Lucara Diamond Corp. is pleased to announce that it has closed its previously announced bought deal financing (the “Offering”) as well as the previously announced concurrent private placement (the “Concurrent Private Placement” and together with the Offering, the “Financing”) for aggregate gross proceeds of approximately C$41.4 million.
Pursuant to the Offering, a total of 33,810,000 common shares of the Company (“Common Shares”), including 4,410,000 Common Shares issued pursuant to the over-allotment option, which was exercised in full, were sold at a price of C$0.75 per Common Share, for aggregate gross proceeds of approximately C$25.4 million. The Common Shares issued pursuant to the Offering were offered by way of a short form prospectus (the “Prospectus”) filed in British Columbia, Alberta, Manitoba, Ontario and Quebec. The Offering was conducted through a syndicate of underwriters comprised of BMO Capital Markets and Scotia Capital Inc.
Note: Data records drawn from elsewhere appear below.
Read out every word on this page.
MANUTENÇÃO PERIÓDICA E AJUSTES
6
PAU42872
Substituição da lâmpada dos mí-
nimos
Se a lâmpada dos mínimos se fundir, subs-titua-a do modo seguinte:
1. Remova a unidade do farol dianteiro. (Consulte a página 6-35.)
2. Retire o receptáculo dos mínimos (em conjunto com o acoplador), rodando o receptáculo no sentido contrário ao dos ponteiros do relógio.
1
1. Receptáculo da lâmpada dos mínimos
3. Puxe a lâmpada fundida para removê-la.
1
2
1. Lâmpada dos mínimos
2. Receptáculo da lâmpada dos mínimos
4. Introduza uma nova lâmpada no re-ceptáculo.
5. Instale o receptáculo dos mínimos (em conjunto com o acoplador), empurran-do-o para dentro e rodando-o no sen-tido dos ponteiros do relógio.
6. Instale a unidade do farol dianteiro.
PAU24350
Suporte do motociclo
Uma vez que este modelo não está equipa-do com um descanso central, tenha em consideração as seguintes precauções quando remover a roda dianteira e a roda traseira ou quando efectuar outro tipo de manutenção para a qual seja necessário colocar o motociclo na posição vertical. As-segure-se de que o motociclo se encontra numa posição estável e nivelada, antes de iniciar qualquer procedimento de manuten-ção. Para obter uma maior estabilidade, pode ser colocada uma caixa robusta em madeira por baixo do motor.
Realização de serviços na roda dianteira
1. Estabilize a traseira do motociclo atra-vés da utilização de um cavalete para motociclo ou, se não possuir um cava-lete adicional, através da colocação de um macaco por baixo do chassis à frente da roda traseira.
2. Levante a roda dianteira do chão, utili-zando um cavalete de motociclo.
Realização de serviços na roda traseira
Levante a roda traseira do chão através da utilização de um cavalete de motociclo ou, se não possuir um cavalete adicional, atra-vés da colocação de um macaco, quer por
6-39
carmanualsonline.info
Pursuant to the Concurrent Private Placement, a total of 21,347,733 Common Shares were sold at a price of C$0.75 per share for additional aggregate gross proceeds of approximately C$16 million, which included an investment by Nemesia S.à.r.l. No commission or other fee was paid to the underwriters in connection with the sale of Common Shares pursuant to the Concurrent Private Placement. The Common Shares issued pursuant to the Concurrent Private Placement are subject to a statutory hold period in Canada expiring on November 16, 2021. The Financing is subject to final approval by the Toronto Stock Exchange (the “TSX”).
The net proceeds of the Financing will be used for working capital to support the development and ongoing operation of the Karowe diamond mine, including the Karowe Underground Expansion Project as described in the Company’s press release of July 12, 2021.